An important difference is that Mr Stewart plies his trade in the United States – Mr Youssef is going to have to tread rather carefully under Egypt’s new rulers just as he did under their Islamist predecessors. Egyptians like to laugh; their leaders don’t like to be laughed at. Mr Youssef is currently off the air again.
9. Dubai property bounces back
The ramifications of events in the Middle East are still felt far beyond the frontiers of the countries where they happen. There is a theory that theproperty market in Dubai has spiked as wealthy individuals from destabilised countries like Egypt, Libya, Syria and Tunisia seek a safe haven for their cash – and sometimes their families. The effects could be felt further afield too in property markets like Paris and London.

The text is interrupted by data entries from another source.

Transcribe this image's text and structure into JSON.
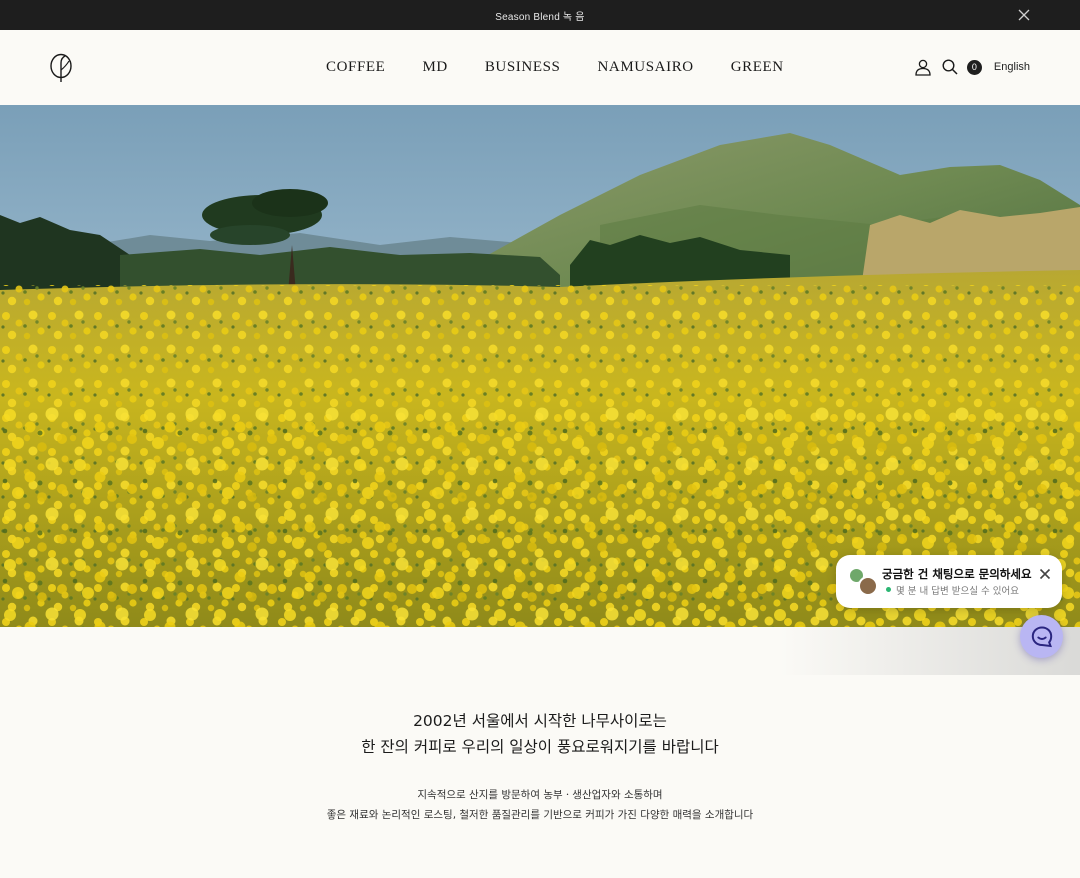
{
  "announcement": {
    "text": "Season Blend 녹 음",
    "close_icon": "close-icon"
  },
  "header": {
    "logo": "leaf-logo",
    "nav": [
      "COFFEE",
      "MD",
      "BUSINESS",
      "NAMUSAIRO",
      "GREEN"
    ],
    "icons": {
      "account": "user-icon",
      "search": "search-icon"
    },
    "cart_count": "0",
    "language": "English"
  },
  "hero": {
    "scene": "rapeseed-field-and-volcanic-hill-photo"
  },
  "chat": {
    "title": "궁금한 건 채팅으로 문의하세요",
    "subtitle": "몇 분 내 답변 받으실 수 있어요",
    "close_icon": "close-icon",
    "launcher_icon": "chat-bubble-icon",
    "status_color": "#2bb673",
    "launcher_color": "#b9b6f3"
  },
  "intro": {
    "headline_1": "2002년 서울에서 시작한 나무사이로는",
    "headline_2": "한 잔의 커피로 우리의 일상이 풍요로워지기를 바랍니다",
    "body_1": "지속적으로 산지를 방문하여 농부ㆍ생산업자와 소통하며",
    "body_2": "좋은 재료와 논리적인 로스팅, 철저한 품질관리를 기반으로 커피가 가진 다양한 매력을 소개합니다"
  }
}
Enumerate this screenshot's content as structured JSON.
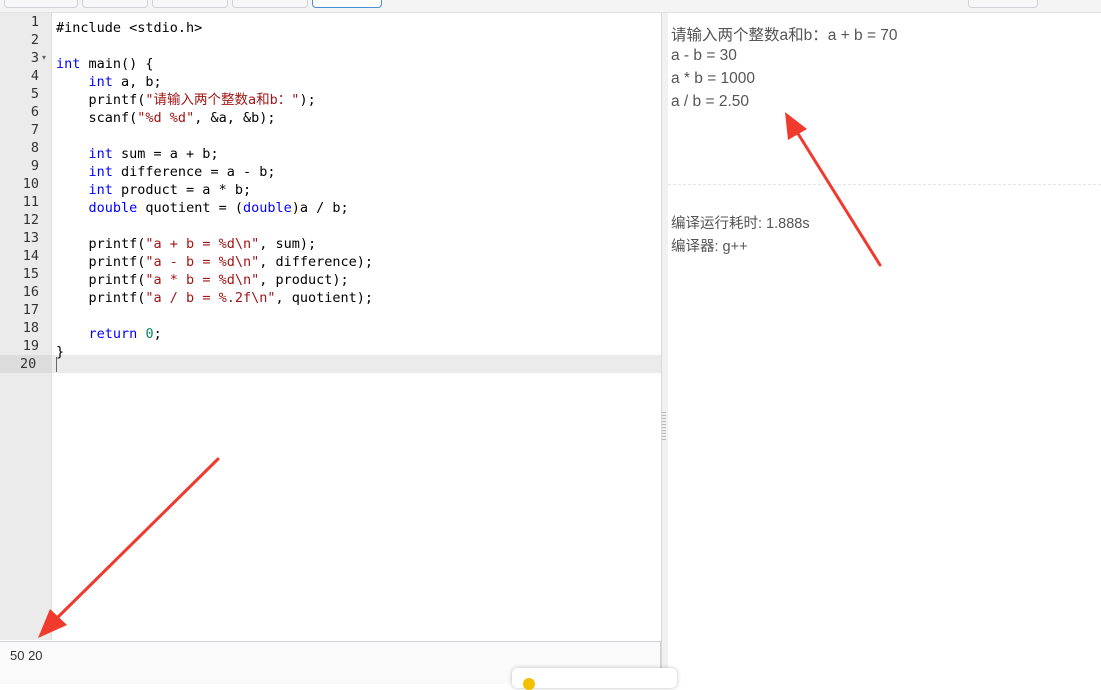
{
  "editor": {
    "line_numbers": [
      "1",
      "2",
      "3",
      "4",
      "5",
      "6",
      "7",
      "8",
      "9",
      "10",
      "11",
      "12",
      "13",
      "14",
      "15",
      "16",
      "17",
      "18",
      "19",
      "20"
    ],
    "code": {
      "l1": "#include <stdio.h>",
      "l3_kw": "int",
      "l3_rest": " main() {",
      "l4_kw": "int",
      "l4_rest": " a, b;",
      "l5_a": "printf(",
      "l5_str": "\"请输入两个整数a和b：\"",
      "l5_b": ");",
      "l6_a": "scanf(",
      "l6_str": "\"%d %d\"",
      "l6_b": ", &a, &b);",
      "l8_kw": "int",
      "l8_rest": " sum = a + b;",
      "l9_kw": "int",
      "l9_rest": " difference = a - b;",
      "l10_kw": "int",
      "l10_rest": " product = a * b;",
      "l11_kw": "double",
      "l11_a": " quotient = (",
      "l11_kw2": "double",
      "l11_b": ")a / b;",
      "l13_a": "printf(",
      "l13_str": "\"a + b = %d\\n\"",
      "l13_b": ", sum);",
      "l14_a": "printf(",
      "l14_str": "\"a - b = %d\\n\"",
      "l14_b": ", difference);",
      "l15_a": "printf(",
      "l15_str": "\"a * b = %d\\n\"",
      "l15_b": ", product);",
      "l16_a": "printf(",
      "l16_str": "\"a / b = %.2f\\n\"",
      "l16_b": ", quotient);",
      "l18_kw": "return",
      "l18_num": "0",
      "l18_b": ";",
      "l19": "}"
    }
  },
  "input": {
    "value": "50 20"
  },
  "output": {
    "lines": [
      "请输入两个整数a和b：a + b = 70",
      "a - b = 30",
      "a * b = 1000",
      "a / b = 2.50"
    ],
    "compile_time": "编译运行耗时: 1.888s",
    "compiler": "编译器: g++"
  },
  "colors": {
    "annotation_arrow": "#f03a2e",
    "keyword": "#0000ff",
    "string": "#a31515"
  }
}
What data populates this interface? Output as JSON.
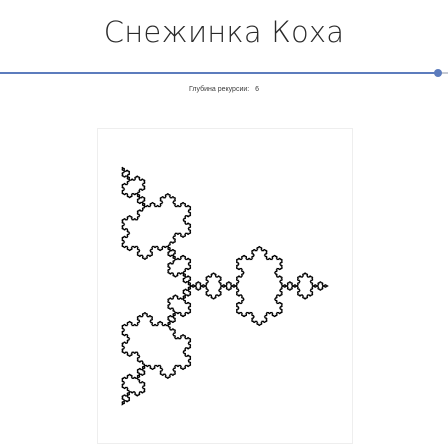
{
  "page": {
    "title": "Снежинка Коха"
  },
  "depth_control": {
    "label": "Глубина рекурсии:",
    "value": 6,
    "min": 0,
    "max": 6,
    "fraction": 1.0
  },
  "colors": {
    "accent": "#5c7cbd",
    "track": "#c7cbd3",
    "stroke": "#000000",
    "background": "#ffffff"
  }
}
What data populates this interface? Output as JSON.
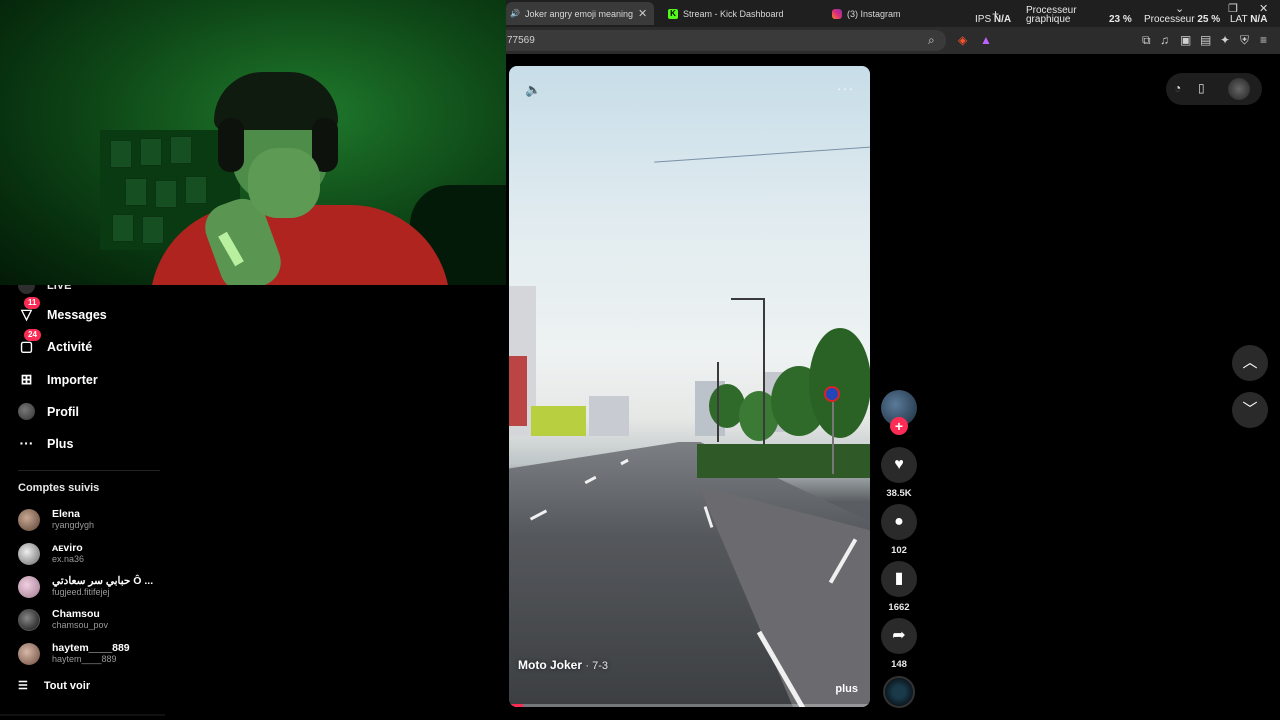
{
  "browser": {
    "tabs": [
      {
        "label": "Joker angry emoji meaning: …",
        "active": true,
        "icon": "speaker-icon"
      },
      {
        "label": "Stream - Kick Dashboard",
        "active": false,
        "icon": "kick-icon"
      },
      {
        "label": "(3) Instagram",
        "active": false,
        "icon": "instagram-icon"
      }
    ],
    "new_tab": "+",
    "stats": {
      "ips_label": "IPS",
      "ips_value": "N/A",
      "gpu_label_1": "Processeur",
      "gpu_label_2": "graphique",
      "gpu_value": "23 %",
      "cpu_label": "Processeur",
      "cpu_value": "25 %",
      "lat_label": "LAT",
      "lat_value": "N/A"
    },
    "url": "77569",
    "colors": {
      "tab_bar": "#1f1f1f",
      "address_bar": "#2c2c2c"
    }
  },
  "sidebar": {
    "partial_item": "LIVE",
    "items": [
      {
        "label": "Messages",
        "icon": "paper-plane-icon",
        "badge": "11"
      },
      {
        "label": "Activité",
        "icon": "chat-bubble-icon",
        "badge": "24"
      },
      {
        "label": "Importer",
        "icon": "plus-square-icon",
        "badge": ""
      },
      {
        "label": "Profil",
        "icon": "avatar-icon",
        "badge": ""
      },
      {
        "label": "Plus",
        "icon": "dots-icon",
        "badge": ""
      }
    ],
    "followed_title": "Comptes suivis",
    "followed": [
      {
        "name": "Elena",
        "username": "ryangdygh"
      },
      {
        "name": "ᴀᴇviro",
        "username": "ex.na36"
      },
      {
        "name": "حبابي سر سعادتي Ô ...",
        "username": "fugjeed.fitifejej"
      },
      {
        "name": "Chamsou",
        "username": "chamsou_pov"
      },
      {
        "name": "haytem____889",
        "username": "haytem____889"
      }
    ],
    "see_all": "Tout voir"
  },
  "video": {
    "author": "Moto Joker",
    "date": "· 7-3",
    "more_label": "plus",
    "progress": 0.04,
    "accent": "#fe2c55"
  },
  "actions": {
    "likes": "38.5K",
    "comments": "102",
    "saves": "1662",
    "shares": "148"
  }
}
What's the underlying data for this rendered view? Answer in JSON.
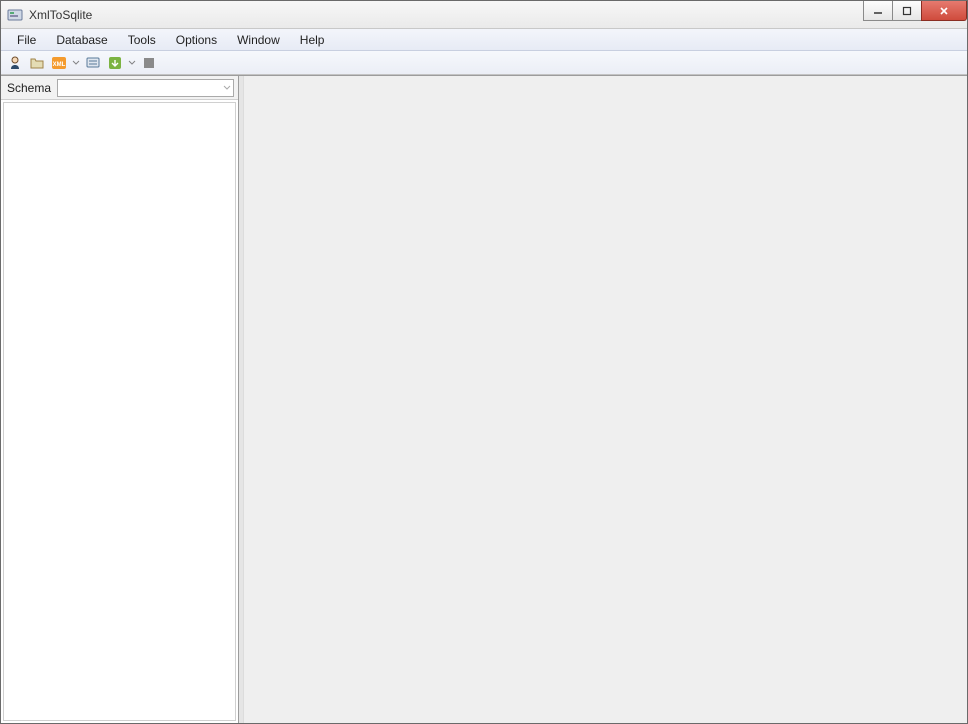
{
  "window": {
    "title": "XmlToSqlite"
  },
  "menu": {
    "items": [
      {
        "label": "File"
      },
      {
        "label": "Database"
      },
      {
        "label": "Tools"
      },
      {
        "label": "Options"
      },
      {
        "label": "Window"
      },
      {
        "label": "Help"
      }
    ]
  },
  "toolbar": {
    "icons": [
      {
        "name": "connect-icon"
      },
      {
        "name": "open-file-icon"
      },
      {
        "name": "xml-icon"
      },
      {
        "name": "query-icon"
      },
      {
        "name": "export-icon"
      },
      {
        "name": "stop-icon"
      }
    ]
  },
  "sidebar": {
    "schema_label": "Schema",
    "schema_value": ""
  }
}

10. Back to the drawing board
A map of the Middle East that was drawn up by Britain and France in a secret carve-up half way through World War One looks like it’s unravelling. That’s when states like Syria and Iraq were created in their current forms, and no-one knows whether they’ll still exist in their current forms as unitary states in, say, five years from now.
No-one can do much about it either – Libya showed the limits of Western intervention where British and French air power could hasten the demise of a hated old regime but couldn’t make sure that it was followed by democracy. Or even stability.
One old lesson – which the world is relearning – is that revolutions are unpredictable and it can take years before their consequences become clear.